Pero volviendo a la frase con que empezaba esta reflexión, el principal problema del sistema educativo catalán es que relega el castellano a la condición de lengua extranjera. Y eso en el mejor de los casos porque, de hecho, la presencia del inglés como lengua vehicular es superior a la del castellano. El castellano está, por decirlo así, sumergido en la escuela catalana. Ello no solo vulnera el derecho de los castellanohablantes a recibir la enseñanza en su lengua materna, sino que supone un perjuicio para los catalanohablantes que, como ciudadanos españoles, tienen derecho a exigir la enseñanza también en castellano.

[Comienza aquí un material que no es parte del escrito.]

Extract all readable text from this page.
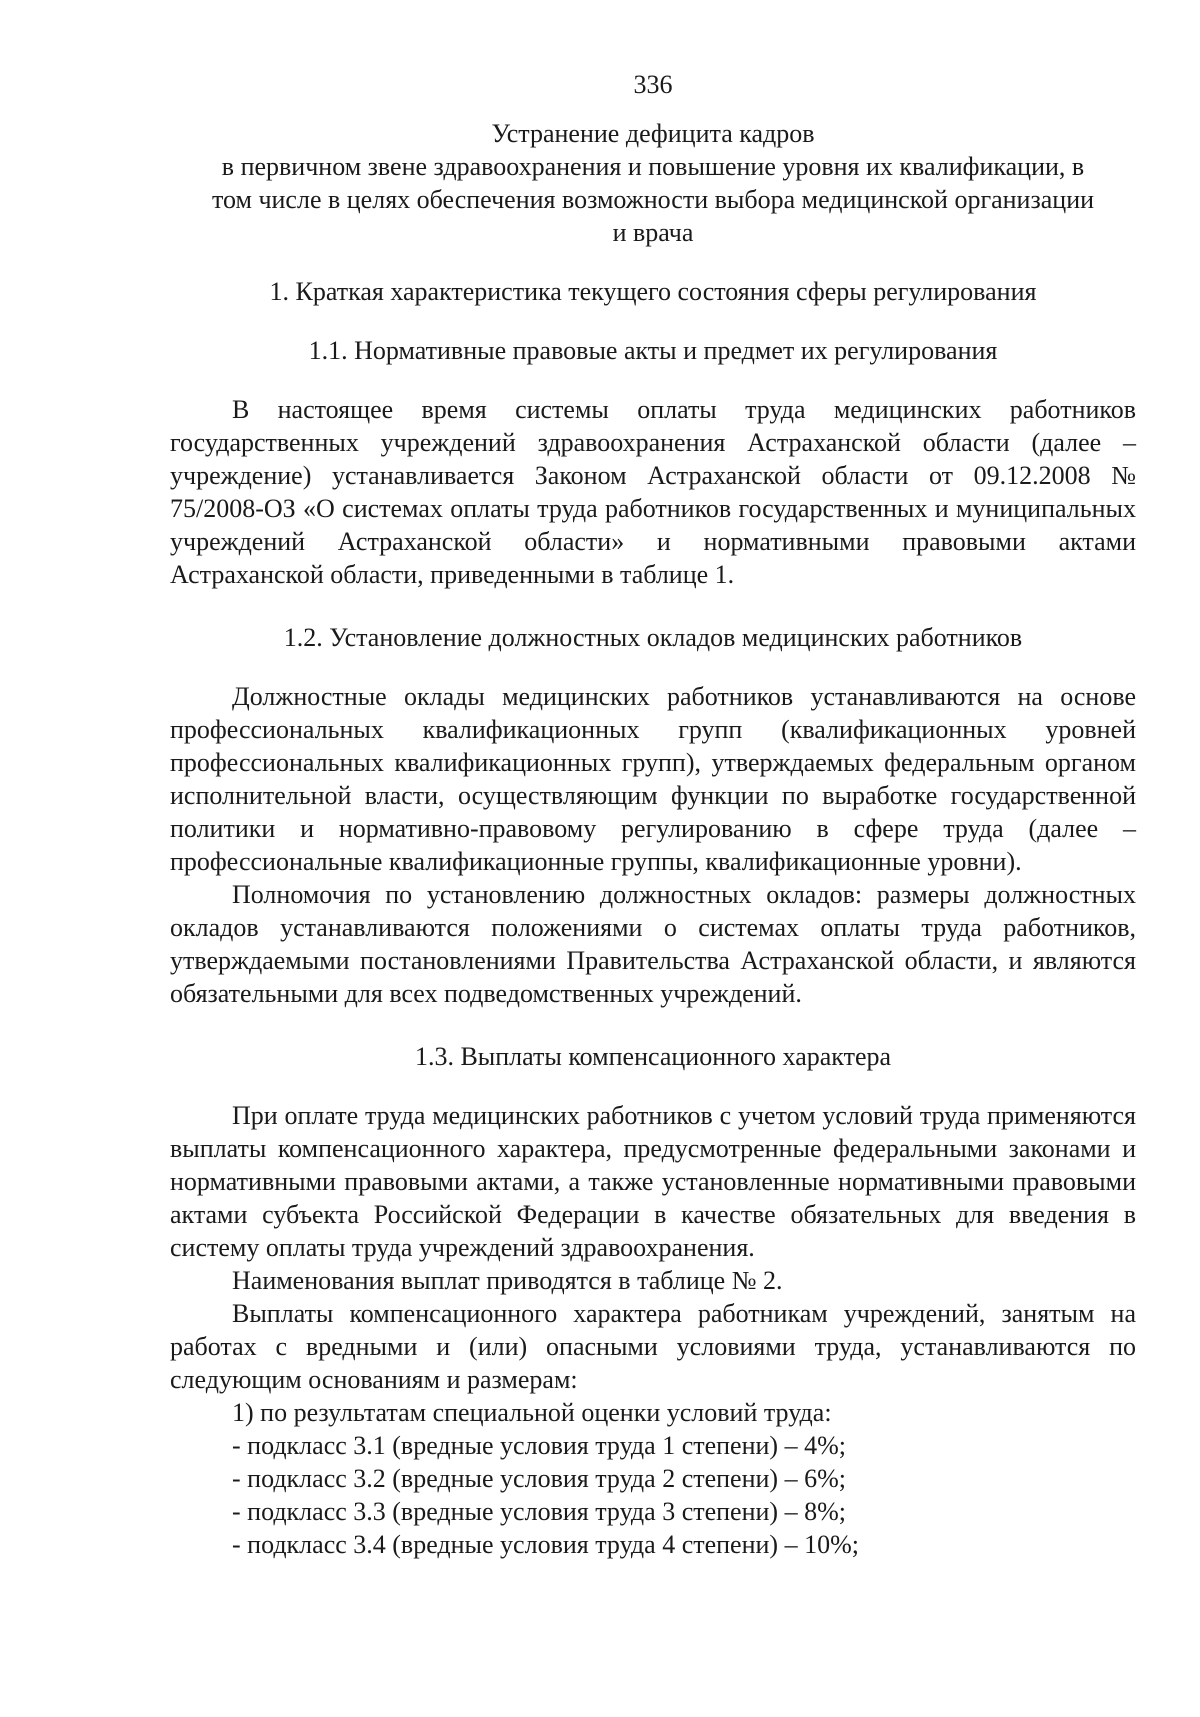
336
Устранение дефицита кадров
в первичном звене здравоохранения и повышение уровня их квалификации, в
том числе в целях обеспечения возможности выбора медицинской организации
и врача
1. Краткая характеристика текущего состояния сферы регулирования
1.1. Нормативные правовые акты и предмет их регулирования

В настоящее время системы оплаты труда медицинских работников государственных учреждений здравоохранения Астраханской области (далее – учреждение) устанавливается Законом Астраханской области от 09.12.2008 № 75/2008-ОЗ «О системах оплаты труда работников государственных и муниципальных учреждений Астраханской области» и нормативными правовыми актами Астраханской области, приведенными в таблице 1.

1.2. Установление должностных окладов медицинских работников

Должностные оклады медицинских работников устанавливаются на основе профессиональных квалификационных групп (квалификационных уровней профессиональных квалификационных групп), утверждаемых федеральным органом исполнительной власти, осуществляющим функции по выработке государственной политики и нормативно-правовому регулированию в сфере труда (далее – профессиональные квалификационные группы, квалификационные уровни).

Полномочия по установлению должностных окладов: размеры должностных окладов устанавливаются положениями о системах оплаты труда работников, утверждаемыми постановлениями Правительства Астраханской области, и являются обязательными для всех подведомственных учреждений.

1.3. Выплаты компенсационного характера

При оплате труда медицинских работников с учетом условий труда применяются выплаты компенсационного характера, предусмотренные федеральными законами и нормативными правовыми актами, а также установленные нормативными правовыми актами субъекта Российской Федерации в качестве обязательных для введения в систему оплаты труда учреждений здравоохранения.

Наименования выплат приводятся в таблице № 2.

Выплаты компенсационного характера работникам учреждений, занятым на работах с вредными и (или) опасными условиями труда, устанавливаются по следующим основаниям и размерам:

1) по результатам специальной оценки условий труда:
- подкласс 3.1 (вредные условия труда 1 степени) – 4%;
- подкласс 3.2 (вредные условия труда 2 степени) – 6%;
- подкласс 3.3 (вредные условия труда 3 степени) – 8%;
- подкласс 3.4 (вредные условия труда 4 степени) – 10%;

Por último, el hecho de tratar el castellano como una lengua extranjera tiene todavía otro perjuicio a mi modo de ver tanto o más importante que los anteriores, este de carácter esencialmente sentimental. Conlleva el riesgo de alejar de la lengua y la cultura catalanas a algunos de los que hemos sido capaces de abrazarlas sinceramente sin necesidad de abrazar al mismo tiempo el nacionalismo lingüístico. La semana pasada, con motivo del recurso del Gobierno para que se repita la matriculación escolar con el objetivo de garantizar el derecho a la enseñanza también en castellano, el debate volvió a girar en torno a la lengua. La cantidad de disparates que llegué a oír en las tertulias en las que participé sobre el cataclismo social que se derivaría del solo hecho de impartir ¡un 25% de las clases! en castellano, mi lengua materna, me hizo replantearme por un momento mi compromiso con el uso y el cultivo de mi otra lengua propia, el catalán. Mientras escuchaba, no podía evitar recordar una frase de Amin Maalouf en Identidades asesinas: “Si aquel cuya lengua estoy estudiando no respeta la mía, hablar su lengua deja de ser un gesto de apertura y se convierte en un acto de vasallaje y sumisión”. Pero, inmediatamente, me recordaba a mí mismo que el catalán no es patrimonio exclusivo de los nacionalistas que niegan al castellano la condición de lengua propia de los catalanes, sino que, además de ser la lengua de algunos de mis autores de cabecera, por encima de todo es la lengua materna de muchos amigos que recíprocamente sienten como propia la lengua castellana y rechazan de plano el menosprecio que supone su exclusión como lengua docente. Por tanto, seguiré usando y cultivando el catalán y, al mismo tiempo, oponiéndome firmemente a la inmersión obligatoria en catalán.